Lavoro: cosa fare in caso di quarantena obbligatoria


Come deve comportarsi il lavoratore in caso di quarantena obbligatoria? O anche in caso di isolamento fiduciario qualora un italiano rientri dall’estero dopo un periodo di soggiorno per vacanza o lavoro.

Ebbene, bisogna sapere che la legge equipara la quarantena alla malattia, pertanto il periodo di astensione al lavoro per tali motivi è indennizzabile dall’Inps. Poiché l’obiettivo della quarantena obbligatoria è monitorare l’eventuale comparsa di sintomi e identificare nuovi casi, il lavoratore non può andare al lavoro. A meno che svolga la sua attività in modalità smart working.

Il lavoratore in quarantena obbligatoria

Sicché, quando un lavoratore è posto in quarantena obbligatoria o in isolamento fiduciario dall’Asl, deve restare a casa. La durata dipende dai casi. Se si tratta di soggetto il cui tampone ha evidenziato la presenza del virus, il periodo è di 14 giorni. Viceversa è di 10 giorni, ma a condizione che un successivo tampone dia risultato negativo.

Per quanto riguarda l’isolamento fiduciario, quindi senza evidenza di contrazione di virus ma solo nel caso in cui si sospetti che il lavoratore possa averlo contratto viaggiando all’estero o venendo in contatto con persone positive, il periodo è di 10 giorni.

Malattia e quarantena obbligatoria

L’inps non riconosce automaticamente la malattia. Soltanto qualora il medico curante trasmetterà il certificato, dopo aver valutato la situazione, scatterà la malattia. Nel caso di soggetto positivo a tampone, non ci sono problemi e il periodo di quarantena obbligatoria durerà fino a quando il lavoratore tornerà negativo.

Nel caso di isolamento fiduciario e quindi nel dubbio che il lavoratore sia positivo, la malattia decorrerà fino all’esito del tampone. In ogni caso il lavoratore dovrà attendere a casa in isolamento.

All’atto pratico, bisogna chiamare immediatamente il proprio medico che avvierà la richiesta di tampone. Solo da quel momento partirà l’isolamento o la quarantena precauzionale e con essi la malattia, indipendentemente da quando effettivamente si sarà chiamati a fare il tampone.

Periodo indennizzabile

Gli asintomatici con tampone positivo possono rientrare alla propria vita sociale solo dopo un periodo di isolamento fiduciario di almeno 10 giorni dalla positivizzazione, e solo in seguito a un ulteriore tampone con risultato negativo.

L’indennità di malattia spetta anche agli iscritti alla Gestione separata sulla base della specifica normativa di riferimento. Si applica in tal caso la consueta gestione della malattia comune con semplice certificato rilasciato dal proprio medico curante.

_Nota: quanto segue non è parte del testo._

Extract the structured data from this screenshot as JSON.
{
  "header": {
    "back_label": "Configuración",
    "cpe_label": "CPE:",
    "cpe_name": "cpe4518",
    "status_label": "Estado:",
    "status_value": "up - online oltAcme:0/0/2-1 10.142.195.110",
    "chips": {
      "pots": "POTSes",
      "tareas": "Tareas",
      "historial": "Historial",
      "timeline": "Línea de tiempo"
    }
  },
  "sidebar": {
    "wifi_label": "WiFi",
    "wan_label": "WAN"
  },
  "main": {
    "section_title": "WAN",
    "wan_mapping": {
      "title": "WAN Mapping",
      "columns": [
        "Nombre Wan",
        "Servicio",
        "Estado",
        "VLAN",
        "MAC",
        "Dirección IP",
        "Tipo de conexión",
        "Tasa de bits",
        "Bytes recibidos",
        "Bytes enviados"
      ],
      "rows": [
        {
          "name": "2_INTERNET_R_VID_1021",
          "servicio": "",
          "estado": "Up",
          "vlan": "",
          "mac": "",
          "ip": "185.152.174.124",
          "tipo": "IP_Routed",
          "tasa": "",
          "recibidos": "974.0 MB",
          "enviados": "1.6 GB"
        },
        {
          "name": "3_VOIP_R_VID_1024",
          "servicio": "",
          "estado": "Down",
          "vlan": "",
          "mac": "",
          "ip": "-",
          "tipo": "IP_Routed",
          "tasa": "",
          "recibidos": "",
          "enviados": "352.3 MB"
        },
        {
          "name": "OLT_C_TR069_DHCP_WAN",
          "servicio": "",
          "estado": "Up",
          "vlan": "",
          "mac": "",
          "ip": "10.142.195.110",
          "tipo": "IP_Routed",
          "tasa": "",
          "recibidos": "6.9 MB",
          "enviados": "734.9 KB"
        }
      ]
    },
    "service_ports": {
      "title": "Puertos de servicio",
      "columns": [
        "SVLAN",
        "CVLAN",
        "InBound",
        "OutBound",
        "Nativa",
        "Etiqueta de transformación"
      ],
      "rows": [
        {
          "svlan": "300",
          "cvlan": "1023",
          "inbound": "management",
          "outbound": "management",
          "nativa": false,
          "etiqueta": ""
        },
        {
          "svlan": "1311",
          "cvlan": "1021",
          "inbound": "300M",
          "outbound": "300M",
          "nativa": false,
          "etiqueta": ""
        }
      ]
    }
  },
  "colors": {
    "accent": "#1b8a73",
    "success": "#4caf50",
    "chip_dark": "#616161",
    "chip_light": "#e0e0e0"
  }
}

I giorni di quarantena obbligatoria o isolamento fiduciario rientranti nel periodo indennizzabile per assenza al lavoro non si calcolano ai fini del superamento del periodo di comporto.

Non tutti i lavoratori possono beneficiare dell’indennità di malattia. Alcune categorie sono eslcuse per legge e sono:

  • colf e badanti;
  • impiegati nel comparto dell’industria;
  • dirigenti, portieri e lavoratori autonomi;
  • dirigenti quadri del comparto industria, nonché artigianato.

Visite di controllo

La visita di controllo per Covid-19 viene non viene eseguita. Tuttavia un controllo a distanza viene comunque espletato  per sapere se il lavoratore è ancora positivo o negativo al virus. Dopo l’esito del tampone, infatti, se negativo, il lavoratore deve riprendere l’attività. Qualora questo non avvenga scatterà la visita fiscale a domicilio.

Al fine di tutelare il personale sanitario da eventuale contagio, il medico dovrà inizialmente eseguire un controllo a distanza della patologia descritta. Quindi, il primo step prevede la verifica mediante telefono o direttamente al citofono dell’abitazione del paziente. In questo modo, il medico che effettua la visita fiscale è sicuro che il lavoratore non sia affetto da Covid-19.

Effettuato questo primo passaggio essenziale, se il lavoratore dichiara di non essere contagiato, il medico può entrare nel domicilio. A questo punto effettuerà la visita medica e il riscontro della prognosi, stabilendo il giorno in cui il lavoratore può ritornare sul posto di lavoro.